When I was young, I was obsessed with the film Chariots of Fire. I don’t really know why. I wasn’t a runner, though I briefly flirted with sprinting during the heady days of my love affair with the movie. Perhaps I was enchanted with the era. Perhaps I was stirred by the music. Perhaps it was simply that it is such a good film. Whatever the reason, I watched it over and over (on Betamax, and if you don’t know what that is, look it up!), and I wrote quotations from the movie on note cards and taped them up around my bed. I listened to the soundtrack on my walkman (something else for young readers to look up), and I made my dear friend Kristen take pictures of me running in the surf at Rehoboth beach.
I was so obsessed with the stories that weave together in the film that I wanted to know more. Back in the early 1980s, the way to know more was to go to the library. There was no internet. No Google. No Wikipedia. I went to the public library and used first the card catalog and then the Reader’s Guide to Periodical Literature to track down information about Eric Liddell and Harold Abrahams. I still remember seeing Abrahams’ name on a list of record holders in a reference book and feeling that I’d discovered something astounding, like the Rosetta Stone or Atlantis.

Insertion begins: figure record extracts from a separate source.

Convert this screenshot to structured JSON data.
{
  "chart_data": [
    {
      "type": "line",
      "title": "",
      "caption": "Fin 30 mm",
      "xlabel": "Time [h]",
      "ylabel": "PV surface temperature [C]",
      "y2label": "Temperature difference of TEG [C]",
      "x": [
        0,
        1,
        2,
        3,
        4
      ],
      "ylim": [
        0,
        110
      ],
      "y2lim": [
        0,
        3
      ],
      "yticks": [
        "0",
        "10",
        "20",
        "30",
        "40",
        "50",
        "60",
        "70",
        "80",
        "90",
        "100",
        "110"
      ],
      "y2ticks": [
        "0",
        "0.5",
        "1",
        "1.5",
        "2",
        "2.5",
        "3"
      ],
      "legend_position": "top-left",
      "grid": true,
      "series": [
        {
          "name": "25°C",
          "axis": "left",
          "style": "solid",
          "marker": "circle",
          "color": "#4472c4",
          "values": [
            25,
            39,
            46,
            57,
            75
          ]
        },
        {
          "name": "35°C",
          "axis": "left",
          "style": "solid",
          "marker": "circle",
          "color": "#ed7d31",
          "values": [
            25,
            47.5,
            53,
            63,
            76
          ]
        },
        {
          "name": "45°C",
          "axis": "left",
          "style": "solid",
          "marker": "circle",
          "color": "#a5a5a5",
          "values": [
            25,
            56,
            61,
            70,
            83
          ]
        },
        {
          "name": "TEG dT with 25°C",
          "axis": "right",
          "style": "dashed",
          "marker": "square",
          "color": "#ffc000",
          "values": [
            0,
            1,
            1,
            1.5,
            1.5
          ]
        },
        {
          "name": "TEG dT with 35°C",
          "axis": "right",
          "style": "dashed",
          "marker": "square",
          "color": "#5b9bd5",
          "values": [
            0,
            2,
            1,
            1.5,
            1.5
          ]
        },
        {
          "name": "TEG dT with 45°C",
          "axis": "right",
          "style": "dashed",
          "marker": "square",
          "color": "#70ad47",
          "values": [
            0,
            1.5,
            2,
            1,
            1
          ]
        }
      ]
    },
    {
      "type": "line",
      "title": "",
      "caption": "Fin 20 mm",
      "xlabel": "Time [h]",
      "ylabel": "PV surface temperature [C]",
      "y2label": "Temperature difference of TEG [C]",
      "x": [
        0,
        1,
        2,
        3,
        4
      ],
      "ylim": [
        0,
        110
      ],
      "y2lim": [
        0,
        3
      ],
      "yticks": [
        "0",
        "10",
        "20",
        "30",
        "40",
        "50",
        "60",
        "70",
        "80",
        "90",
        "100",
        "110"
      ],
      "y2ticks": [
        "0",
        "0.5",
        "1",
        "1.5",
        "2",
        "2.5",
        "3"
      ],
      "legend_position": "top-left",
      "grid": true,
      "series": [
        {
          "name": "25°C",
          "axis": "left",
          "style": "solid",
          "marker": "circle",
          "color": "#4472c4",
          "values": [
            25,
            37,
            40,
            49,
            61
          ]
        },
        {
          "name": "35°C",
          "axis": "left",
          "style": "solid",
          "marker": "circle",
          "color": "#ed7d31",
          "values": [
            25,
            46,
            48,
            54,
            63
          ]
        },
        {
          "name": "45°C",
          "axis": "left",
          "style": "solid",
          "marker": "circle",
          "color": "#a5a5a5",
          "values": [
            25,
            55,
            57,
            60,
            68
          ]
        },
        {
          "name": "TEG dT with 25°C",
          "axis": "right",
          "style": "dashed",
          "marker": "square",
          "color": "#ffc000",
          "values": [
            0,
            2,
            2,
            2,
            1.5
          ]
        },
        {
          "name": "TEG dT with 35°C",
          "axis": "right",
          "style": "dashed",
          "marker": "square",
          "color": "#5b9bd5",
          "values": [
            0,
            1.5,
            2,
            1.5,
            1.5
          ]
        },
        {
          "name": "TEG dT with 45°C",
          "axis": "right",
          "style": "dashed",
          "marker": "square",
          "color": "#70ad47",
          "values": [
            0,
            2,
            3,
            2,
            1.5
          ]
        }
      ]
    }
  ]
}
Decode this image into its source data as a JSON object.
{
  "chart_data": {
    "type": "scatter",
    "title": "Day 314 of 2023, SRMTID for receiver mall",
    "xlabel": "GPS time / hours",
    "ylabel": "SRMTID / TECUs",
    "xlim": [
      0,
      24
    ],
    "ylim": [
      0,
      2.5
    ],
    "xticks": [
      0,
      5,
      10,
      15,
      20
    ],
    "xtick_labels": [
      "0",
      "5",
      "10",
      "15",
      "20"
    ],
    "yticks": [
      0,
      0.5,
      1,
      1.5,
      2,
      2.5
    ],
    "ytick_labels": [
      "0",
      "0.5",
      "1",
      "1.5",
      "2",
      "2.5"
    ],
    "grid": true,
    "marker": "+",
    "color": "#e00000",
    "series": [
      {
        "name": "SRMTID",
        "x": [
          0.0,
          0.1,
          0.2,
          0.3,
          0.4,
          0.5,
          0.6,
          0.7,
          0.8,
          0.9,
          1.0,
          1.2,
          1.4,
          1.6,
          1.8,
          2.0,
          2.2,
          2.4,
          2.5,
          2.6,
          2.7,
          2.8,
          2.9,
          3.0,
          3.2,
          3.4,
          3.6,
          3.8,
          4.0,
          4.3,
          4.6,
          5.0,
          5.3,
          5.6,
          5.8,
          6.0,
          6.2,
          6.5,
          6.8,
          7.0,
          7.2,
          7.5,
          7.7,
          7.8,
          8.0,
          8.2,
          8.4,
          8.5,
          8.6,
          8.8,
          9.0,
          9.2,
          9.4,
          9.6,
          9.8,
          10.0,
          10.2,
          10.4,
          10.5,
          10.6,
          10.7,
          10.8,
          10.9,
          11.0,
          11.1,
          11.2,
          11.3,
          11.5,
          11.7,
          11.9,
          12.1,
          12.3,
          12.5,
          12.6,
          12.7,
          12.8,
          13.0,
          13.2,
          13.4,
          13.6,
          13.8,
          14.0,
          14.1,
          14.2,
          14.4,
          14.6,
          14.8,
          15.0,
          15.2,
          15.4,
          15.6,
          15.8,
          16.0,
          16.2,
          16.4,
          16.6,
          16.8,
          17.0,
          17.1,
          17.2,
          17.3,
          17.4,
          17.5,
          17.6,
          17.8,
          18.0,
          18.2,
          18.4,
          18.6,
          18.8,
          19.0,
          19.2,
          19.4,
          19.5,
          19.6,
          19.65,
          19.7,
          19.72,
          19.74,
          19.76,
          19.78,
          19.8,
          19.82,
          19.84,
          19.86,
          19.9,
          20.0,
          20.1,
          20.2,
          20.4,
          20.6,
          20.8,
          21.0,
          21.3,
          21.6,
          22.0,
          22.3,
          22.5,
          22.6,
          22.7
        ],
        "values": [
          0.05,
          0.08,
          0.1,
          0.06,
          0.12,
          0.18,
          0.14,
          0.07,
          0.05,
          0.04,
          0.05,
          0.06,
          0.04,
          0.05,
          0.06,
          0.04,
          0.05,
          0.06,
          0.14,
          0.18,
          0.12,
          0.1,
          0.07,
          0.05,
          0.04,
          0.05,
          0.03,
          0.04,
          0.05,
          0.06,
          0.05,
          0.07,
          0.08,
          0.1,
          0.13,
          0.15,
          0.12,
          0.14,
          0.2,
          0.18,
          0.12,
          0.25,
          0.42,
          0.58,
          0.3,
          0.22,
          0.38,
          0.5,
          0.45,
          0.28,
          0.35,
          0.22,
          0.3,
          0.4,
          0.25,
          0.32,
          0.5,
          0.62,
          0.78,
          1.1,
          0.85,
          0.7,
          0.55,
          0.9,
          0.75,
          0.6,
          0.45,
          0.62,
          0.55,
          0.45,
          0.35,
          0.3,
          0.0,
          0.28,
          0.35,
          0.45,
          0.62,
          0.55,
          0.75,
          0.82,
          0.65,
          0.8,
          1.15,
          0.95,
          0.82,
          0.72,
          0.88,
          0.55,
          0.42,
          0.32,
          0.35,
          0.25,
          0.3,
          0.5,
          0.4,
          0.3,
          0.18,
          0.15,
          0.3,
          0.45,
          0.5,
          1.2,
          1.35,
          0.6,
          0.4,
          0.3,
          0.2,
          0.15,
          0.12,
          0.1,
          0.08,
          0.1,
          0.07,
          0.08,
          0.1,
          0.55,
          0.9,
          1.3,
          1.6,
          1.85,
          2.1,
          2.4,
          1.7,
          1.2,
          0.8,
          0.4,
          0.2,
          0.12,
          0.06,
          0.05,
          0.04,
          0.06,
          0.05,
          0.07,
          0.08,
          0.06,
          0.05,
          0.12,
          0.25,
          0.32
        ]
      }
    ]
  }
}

All of this research took time, a considerable amount of time, and it was an experience that involved physically searching, as opposed to typing a term and then clicking a link or two. I had to find the right catalogs, flip through cards and pages, and then walk to another part of the library, where I took books off the shelf, turned more pages, and squinted at fine print. The research involved physical labor, of a sort, and all this effort made what I learned stick with me. I owned the information because I worked so hard to find it.
I recently watched the film again, for the first time in many years, with my children. I thought it would seem dated to them or even dull, but to my delight, they liked it very much, and, like I did thirty years ago, they wanted to know more. “What happened to Aubrey? What happened to Jennie?” Without even moving from the comfy spot where we were snuggled up to watch the film, I woke up my laptop and typed these questions into search boxes. Answers popped up instantly. How amazing! How wonderful! Children have questions, and answers appear as if by magic.
But also, how sad.
“Search” means something different now, something fast and powerful, yes, but also something just a little soulless. There is no journey that leads to owning what is found. Knowledge seems like something that is generated effortlessly by search engines. It is not something that we laboriously craft or that we struggle to seek out.
However, I must confess that while writing this post, I googled Harold Abrahams to make sure I was spelling his name correctly, and I was grateful that I did not have to finger through a card catalog to get that information. What’s more, that search serendipitously turned up a YouTube video of Abrahams—truly extraordinary! My local public library in the early 80s did not have a film archive: there was no amount of labor a kid working on her own could have undertaken to get access to that film. And remember how I felt about finding Abrahams’ name on a list–think of the triumph and joy I would have felt had I found this video, available to me now only because of the internet.
So, in the end, I think my point is this: it is wonderful that so much material is so readily available, but something is lost when the search involves little more than clicking. I hope all my readers will find ways, at least now and then, to relish a difficult search. To work hard. To turn some pages. To navigate stacks and touch knowledge. For it is the labor of the search that really teaches us something and makes us own what we learn.